O planejamento propriamente dito fica para o encarregado da produção, em cujo colo são descarregadas as braçadas de fichas de produção – e, vire se! - infelizmente. O planejamento e a programação, na vida real, nas empresas estruturadas vai muito mais além, e com isso, ajudam as empresas onde funcionam, serem mais eficientes, mais prósperas e mais competitivas. Fica a pergunta: porque todas as empresas não podem ser assim?
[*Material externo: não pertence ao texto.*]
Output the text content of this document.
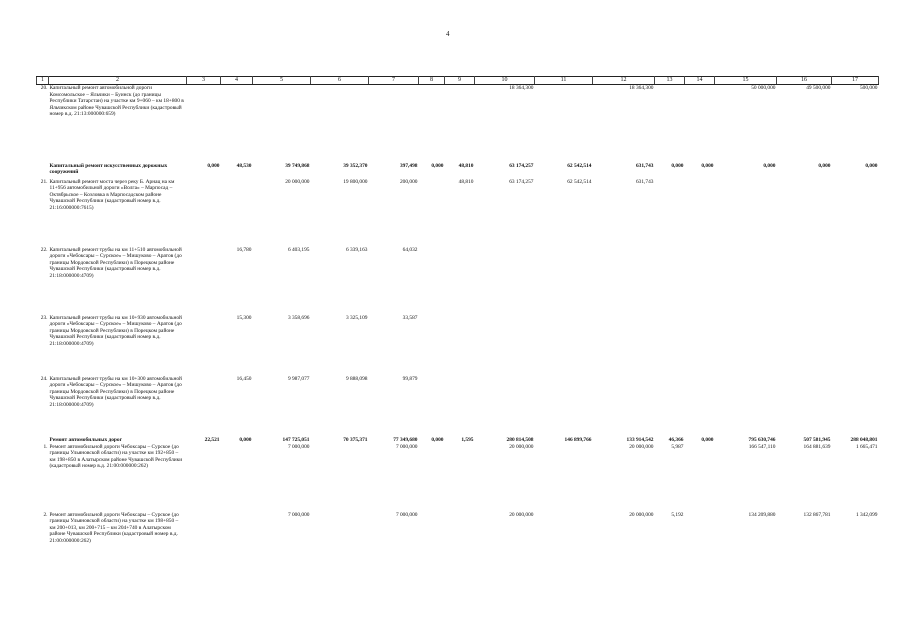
4
1	2	3	4	5	6	7	8	9	10	11	12	13	14	15	16	17
20.	Капитальный ремонт автомобильной дороги Комсомольское – Яльчики – Буинск (до границы Республики Татарстан) на участке км 9+060 – км 18+800 в Яльчикском районе Чувашской Республики (кадастровый номер в.д. 21:13:000000:659)								18 364,300		18 364,300			50 000,000	49 500,000	500,000
	Капитальный ремонт искусственных дорожных сооружений	0,000	48,530	39 749,868	39 352,370	397,498	0,000	48,810	63 174,257	62 542,514	631,743	0,000	0,000	0,000	0,000	0,000
21.	Капитальный ремонт моста через реку Б. Арнац на км 11+956 автомобильной дороги «Волга» – Марпосад – Октябрьское – Козловка в Марпосадском районе Чувашской Республики (кадастровый номер в.д. 21:16:000000:7615)			20 000,000	19 800,000	200,000		48,810	63 174,257	62 542,514	631,743					
22.	Капитальный ремонт трубы на км 11+510 автомобильной дороги «Чебоксары – Сурское» – Мишуково – Аратов (до границы Мордовской Республики) в Порецком районе Чувашской Республики (кадастровый номер в.д. 21:18:000000:4709)		16,780	6 403,195	6 339,163	64,032										
23.	Капитальный ремонт трубы на км 10+930 автомобильной дороги «Чебоксары – Сурское» – Мишуково – Аратов (до границы Мордовской Республики) в Порецком районе Чувашской Республики (кадастровый номер в.д. 21:18:000000:4709)		15,300	3 358,696	3 325,109	33,587										
24.	Капитальный ремонт трубы на км 10+300 автомобильной дороги «Чебоксары – Сурское» – Мишуково – Аратов (до границы Мордовской Республики) в Порецком районе Чувашской Республики (кадастровый номер в.д. 21:18:000000:4709)		16,450	9 987,077	9 888,098	99,879										
	Ремонт автомобильных дорог	22,521	0,000	147 725,051	70 375,371	77 349,680	0,000	1,595	280 814,508	146 899,766	133 914,542	46,366	0,000	795 630,746	507 581,945	288 048,801
1.	Ремонт автомобильной дороги Чебоксары – Сурское (до границы Ульяновской области) на участке км 192+850 – км 198+850 в Алатырском районе Чувашской Республики (кадастровый номер в.д. 21:00:000000:262)			7 000,000		7 000,000			20 000,000		20 000,000	5,987		166 547,110	164 881,639	1 665,471
2.	Ремонт автомобильной дороги Чебоксары – Сурское (до границы Ульяновской области) на участке км 198+850 – км 200+013, км 200+715 – км 204+740 в Алатырском районе Чувашской Республики (кадастровый номер в.д. 21:00:000000:262)			7 000,000		7 000,000			20 000,000		20 000,000	5,192		134 209,880	132 867,781	1 342,099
Planejamento começa pela definição do por que a empresa veio ao mercado. O que queremos vender, para quem, onde e quando. Ou seja planejamento aliado ao marketing puro. Uma vez definida esta parte do planejamento, vamos ver a capacidade de produção e até que ponto podemos programar e expandir as vendas, efetuando planejamento por vendedor e por linha de produto. Até agora só estamos planejando. A programação ainda está dormindo.
Muitas vezes ouço a alegação: mas como vou saber se vou vender ou não? Aí é que está. Se as companhias aéreas vivessem com esta dúvida, dificilmente um avião decolaria. Do mesmo modo como se espera da produção que vai produzir o esperado, assim também esperamos da área comercial que vai vender o que produzimos. Eu sei. Com métodos de vendas do século passado a coisa dificilmente vai funcionar, mas isso já é outra história.
Uma vez, vencido este desafio do planejamento, vem a fase da execução da programação. Uma vez por semana, sempre no mesmo dia e na mesma hora se reúnem chefes de vendas, de compras, de produção, assistidos pelo encarregado da programação. Como podem ver, o planejamento já foi feito, agora cuidamos da programação.
O chefe de vendas diz o que deve entregar na semana vindoura, o chefe de compras confirma que os materiais para estes pedidos estão contados e conferidos na prateleira e o chefe de produção confirma se tem capacidade de produzir o solicitado. Pode haver alguma complicação – giro de formas pode não ser suficiente, pode haver alguma máquina com capacidade crítica insuficiente etc. O chefe de compras só pode garantir a produção com os materiais conferidos e disponíveis na prateleira. Não vale dizer, que já está chegando, que o fornecedor mandou – mandou o que? E se não for na cor ou espessura certa, vamos parar e ficar esperando? – Mas finalmente chegaram ao consenso completo, porque se não for assim a reunião não pode terminar. Agora o programador pode iniciar a confecção de fichas de produção.
Este sistema funciona em todas as fábricas do grupo Bata no mundo e chama se “freezing”. Porque o resultado da reunião é congelado e será posto em funcionamento, mesmo que o chefe de vendas venha correndo avisar que o cliente cancelou o pedido. Os demais vão dar de ombros. O problema é seu. Venda para outro. Produção não vai parar por causa disso.
Isto se chama programação. Agora resta a pergunta: quantas fábricas praticam este tipo de programação? Onde cada um sabe com uma semana de antecedência o que vai fazer, onde não há horas extras, onde não há pedidos para “tocar na frente”, enfim uma fábrica que funciona com tranqüilidade. Me lembro, que quando trabalhava para exportação e colocava um pedido na Vulcabrás em Franca, me diziam com um mês de antecipação: o pedido será embarcado dia 14 de agosto as 16 horas! E assim o era. Por quê? Porque o dono, o senhor Pfulg trabalhou na Bata Suíça e implantou o regime na sua íntegra.
Quantas fábricas andam aos trancos e barrancos porque vivem aterrorizadas pelos representantes e até pelos lojistas. Se o pedido, que dei ontem não vier daqui a dois dias será cancelado! E o dono da fábrica quer ouvir tudo menos sobre o cancelamento do pedido. Começa a praticar o próprio terror dentro da fábrica, atrasa pedidos de outros clientes e a empresa que poderia ser um lugar agradável de trabalhar vira a antecâmara do inferno. Por falta de planejamento a partir das vendas. Uma coisa tão simples!